When the University of Saskatchewan closed its doors in March, many students assumed that things would go back to normal come fall.
“I thought that this whole situation would be resolved by the end of the summer — that I would be able to travel and attend classes,” says Soma Aao, a transfer student from Egypt.
For a year, Aao has been planning to transfer to the Edwards School of Business for her final year of undergraduate, before pursuing a masters degree at the U of S.
“I’m thinking it twice now,” she said. “Everything has become ten times more complicated.”
U of S students have an unusual year ahead of them, as the university has now announced that in addition to in-person learning, on-campus living is also cancelled for the Fall Term. The Voyageur Place residences will stay closed.
“The whole plan of closing campus as a whole is to limit the amount of people on campus and contact between people,” says George Foufas, university director of consumer services . “So if we would open our residences up, we would be contradicting the university’s plan.”
For now, the university is keeping the residence community small. While off-campus apartment-style residences will be open for the fall, units will be allotted based on need. Students enrolled in in-person courses, residence assistants and those without reliable access to technology are among the people who will be given priority, but the university will examine special circumstances on a case-by-case basis.

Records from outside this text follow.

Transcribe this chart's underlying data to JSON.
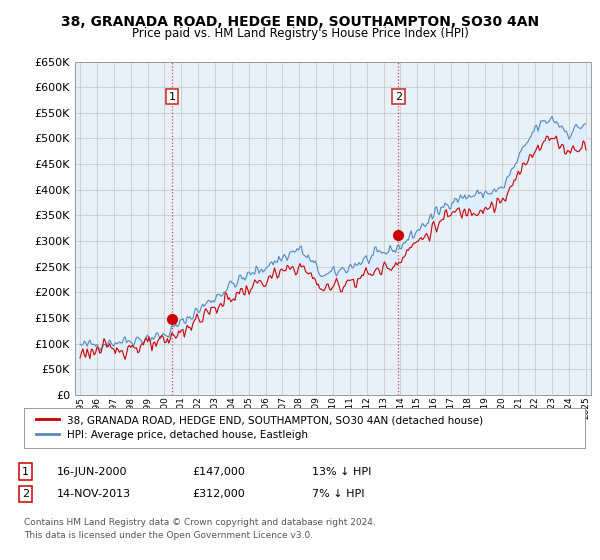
{
  "title": "38, GRANADA ROAD, HEDGE END, SOUTHAMPTON, SO30 4AN",
  "subtitle": "Price paid vs. HM Land Registry's House Price Index (HPI)",
  "ylim": [
    0,
    650000
  ],
  "yticks": [
    0,
    50000,
    100000,
    150000,
    200000,
    250000,
    300000,
    350000,
    400000,
    450000,
    500000,
    550000,
    600000,
    650000
  ],
  "background_color": "#ffffff",
  "chart_bg_color": "#e8f0f8",
  "grid_color": "#cccccc",
  "legend_label_red": "38, GRANADA ROAD, HEDGE END, SOUTHAMPTON, SO30 4AN (detached house)",
  "legend_label_blue": "HPI: Average price, detached house, Eastleigh",
  "annotation1_label": "1",
  "annotation1_date": "16-JUN-2000",
  "annotation1_price": "£147,000",
  "annotation1_hpi": "13% ↓ HPI",
  "annotation2_label": "2",
  "annotation2_date": "14-NOV-2013",
  "annotation2_price": "£312,000",
  "annotation2_hpi": "7% ↓ HPI",
  "footer": "Contains HM Land Registry data © Crown copyright and database right 2024.\nThis data is licensed under the Open Government Licence v3.0.",
  "red_color": "#cc0000",
  "blue_color": "#5588bb",
  "fill_color": "#ddeeff",
  "ann_vline_color": "#cc3333",
  "sale1_x": 2000.46,
  "sale1_y": 147000,
  "sale2_x": 2013.87,
  "sale2_y": 312000,
  "xlim_left": 1994.7,
  "xlim_right": 2025.3
}
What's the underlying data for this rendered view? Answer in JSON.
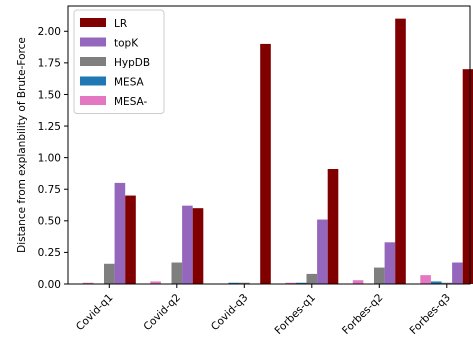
{
  "chart_data": {
    "type": "bar",
    "title": "",
    "xlabel": "",
    "ylabel": "Distance from explanbility of Brute-Force",
    "ylim": [
      0,
      2.2
    ],
    "yticks": [
      "0.00",
      "0.25",
      "0.50",
      "0.75",
      "1.00",
      "1.25",
      "1.50",
      "1.75",
      "2.00"
    ],
    "categories": [
      "Covid-q1",
      "Covid-q2",
      "Covid-q3",
      "Forbes-q1",
      "Forbes-q2",
      "Forbes-q3"
    ],
    "legend_position": "top-left",
    "grid": false,
    "series": [
      {
        "name": "MESA-",
        "color": "#e377c2",
        "values": [
          0.01,
          0.02,
          0.0,
          0.01,
          0.03,
          0.07
        ]
      },
      {
        "name": "MESA",
        "color": "#1f77b4",
        "values": [
          0.0,
          0.0,
          0.01,
          0.01,
          0.0,
          0.02
        ]
      },
      {
        "name": "HypDB",
        "color": "#7f7f7f",
        "values": [
          0.16,
          0.17,
          0.01,
          0.08,
          0.13,
          0.01
        ]
      },
      {
        "name": "topK",
        "color": "#9467bd",
        "values": [
          0.8,
          0.62,
          0.0,
          0.51,
          0.33,
          0.17
        ]
      },
      {
        "name": "LR",
        "color": "#800000",
        "values": [
          0.7,
          0.6,
          1.9,
          0.91,
          2.1,
          1.7
        ]
      }
    ],
    "legend_order": [
      "LR",
      "topK",
      "HypDB",
      "MESA",
      "MESA-"
    ]
  }
}
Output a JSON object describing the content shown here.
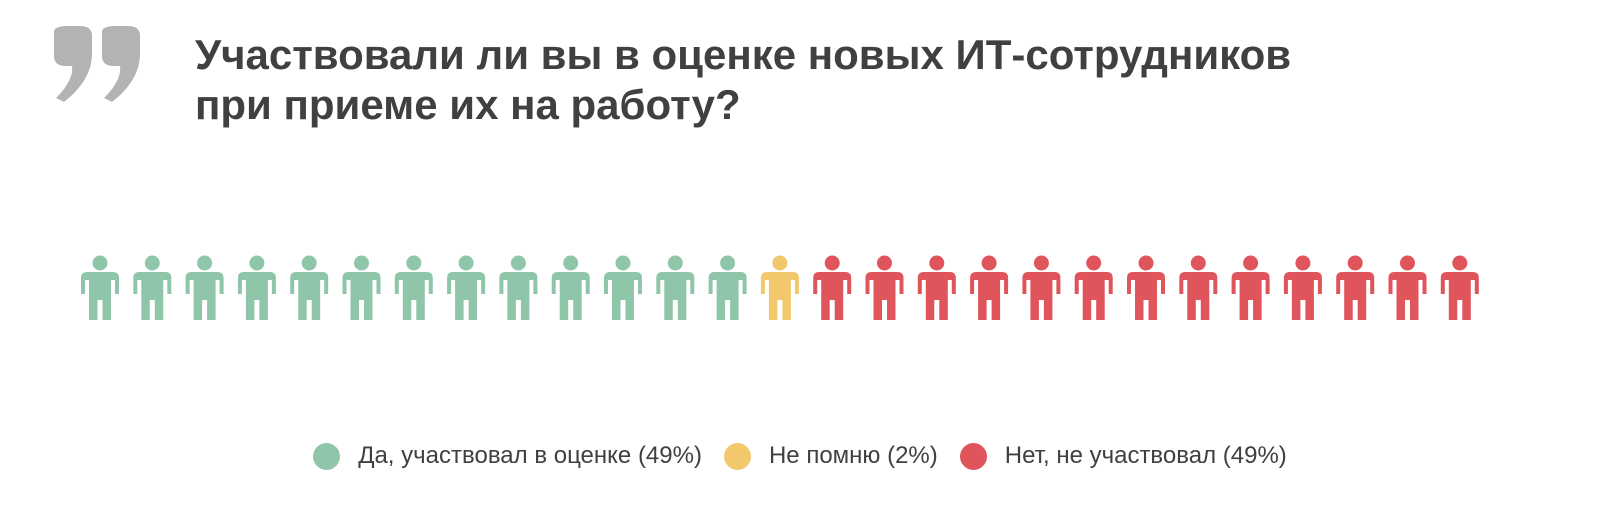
{
  "colors": {
    "yes": "#8fc6a9",
    "dont_remember": "#f1c86b",
    "no": "#e0545b",
    "text": "#404040",
    "quote": "#b3b3b3"
  },
  "title": {
    "line1": "Участвовали ли вы в оценке новых ИТ-сотрудников",
    "line2": "при приеме их на работу?"
  },
  "chart_data": {
    "type": "pictogram",
    "title": "Участвовали ли вы в оценке новых ИТ-сотрудников при приеме их на работу?",
    "total_icons": 27,
    "series": [
      {
        "name": "Да, участвовал в оценке (49%)",
        "percent": 49,
        "icons": 13,
        "color": "#8fc6a9"
      },
      {
        "name": "Не помню (2%)",
        "percent": 2,
        "icons": 1,
        "color": "#f1c86b"
      },
      {
        "name": "Нет, не участвовал (49%)",
        "percent": 49,
        "icons": 13,
        "color": "#e0545b"
      }
    ],
    "legend_position": "bottom"
  },
  "legend": [
    {
      "label": "Да, участвовал в оценке (49%)",
      "color": "#8fc6a9"
    },
    {
      "label": "Не помню (2%)",
      "color": "#f1c86b"
    },
    {
      "label": "Нет, не участвовал (49%)",
      "color": "#e0545b"
    }
  ]
}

Foufas says VP will reopen for the Winter Term, though students should expect to see some changes.
“People are going to see a shift and some changes in terms of what’s offered in Voyageur Place. There’s a high likelihood that we will not be offering two-bedroom units. They’ll probably all be singles,” Foufas said.
Emally Bloom, a student going into the College of Arts and Science, says she will now likely stay in her home province of Alberta until the Winter Term. Though the U of S’s new remote delivery mode allows her to study from afar, she worries about how it might affect her freshman year.

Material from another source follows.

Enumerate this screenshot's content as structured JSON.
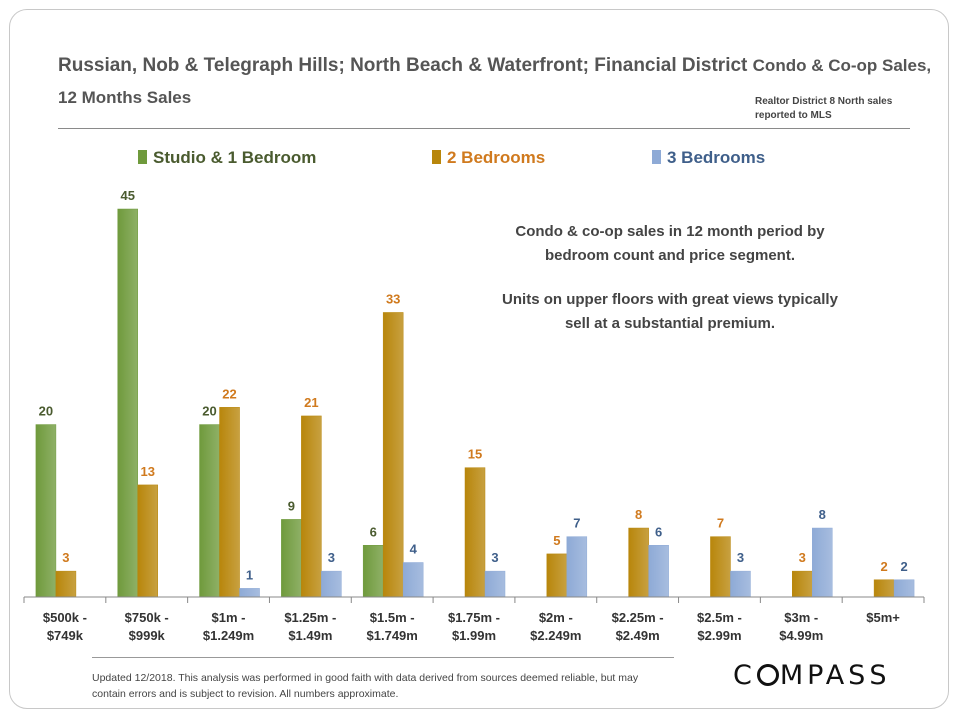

“It could affect how well I progress in the courses, without having any actual in-person help,” Bloom said. “We are going to be a lot more isolated this first year.”
Social-distancing measures are also a concern for Aao. The university has directed all international students not to travel to Canada unless they are required to by their academic program and are exempt from border restrictions. On top of the increased difficulty of travelling, Aao also worries about having to get to know a new country under unusual circumstances.
“Life is not as easy as it was before COVID-19,” Aao said.
The temporary closure of some of the residences also has financial consequences, says Foufas. The loss of revenue from residences, culinary and retail services “has impacted [their] budget for sure.”
Foufas says they have no concrete plans yet to address this loss.
“We’re just continuing monitoring and working through it as we go along,” Foufas said. “We’re looking forward to eventually seeing [students] back in our spaces and back on campus when things get back to normal.”